Synopses & Reviews
When Deng Xiaopings efforts to “open up” China took root in the late 1980s, Xinran recognized an invaluable opportunity. As an employee for the state radio system, she had long wanted to help improve the lives of Chinese women. But when she was given clearance to host a radio call-in show, she barely anticipated the enthusiasm it would quickly generate. Operating within the constraints imposed by government censors, “Words on the Night Breeze” sparked a tremendous outpouring, and the hours of tape on her answering machines were soon filled every night. Whether angry or muted, posing questions or simply relating experiences, these anonymous women bore witness to decades of civil strife, and of halting attempts at self-understanding in a painfully restrictive society. In this collection, by turns heartrending and inspiring, Xinran brings us the stories that affected her most, and offers a graphically detailed, altogether unprecedented work of oral history.
About the Author
Xinran was born in Beijing in 1958. In 1997 she moved to London. This is her first book.
Reading Group Guide
1. Do you think that Xinran's mission with the Words on the Night Breeze and The Good Women of China, can ultimately be traced back to her own problematic relationship with her mother, and her absent father?
2. In her prologue, Xinran tells of when she risked her life fighting an attacker for her bag, as it contained her only finished manuscript. Would you do the same? Is life more important than a book?

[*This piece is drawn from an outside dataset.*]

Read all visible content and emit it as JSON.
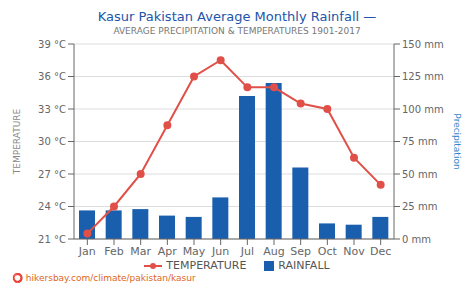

3. How far do you accept the old Chinese saying that woman's nature is like water and man's nature is like mountains? Consider to what extent this applies to both Western and Chinese cultures.
4. Do you think Xinran agrees with the water/mountain comparison by the end of her stories? Consider this in the light of her use of imagery, and how these two motifs are used within the text.
5. Looking back at The Woman Who Loved Women story, do you think that if Taohong had not been raped she still would have found herself only able to love women? Is she really homosexual or just badly scarred?
6. It might be said that in some way Xinran is worthy of criticism for choosing to settle in England, leaving the women of China to a world that is still so behind Western standards of equality. Do you agree?
7. Which of the stories did you find most disturbing, and why?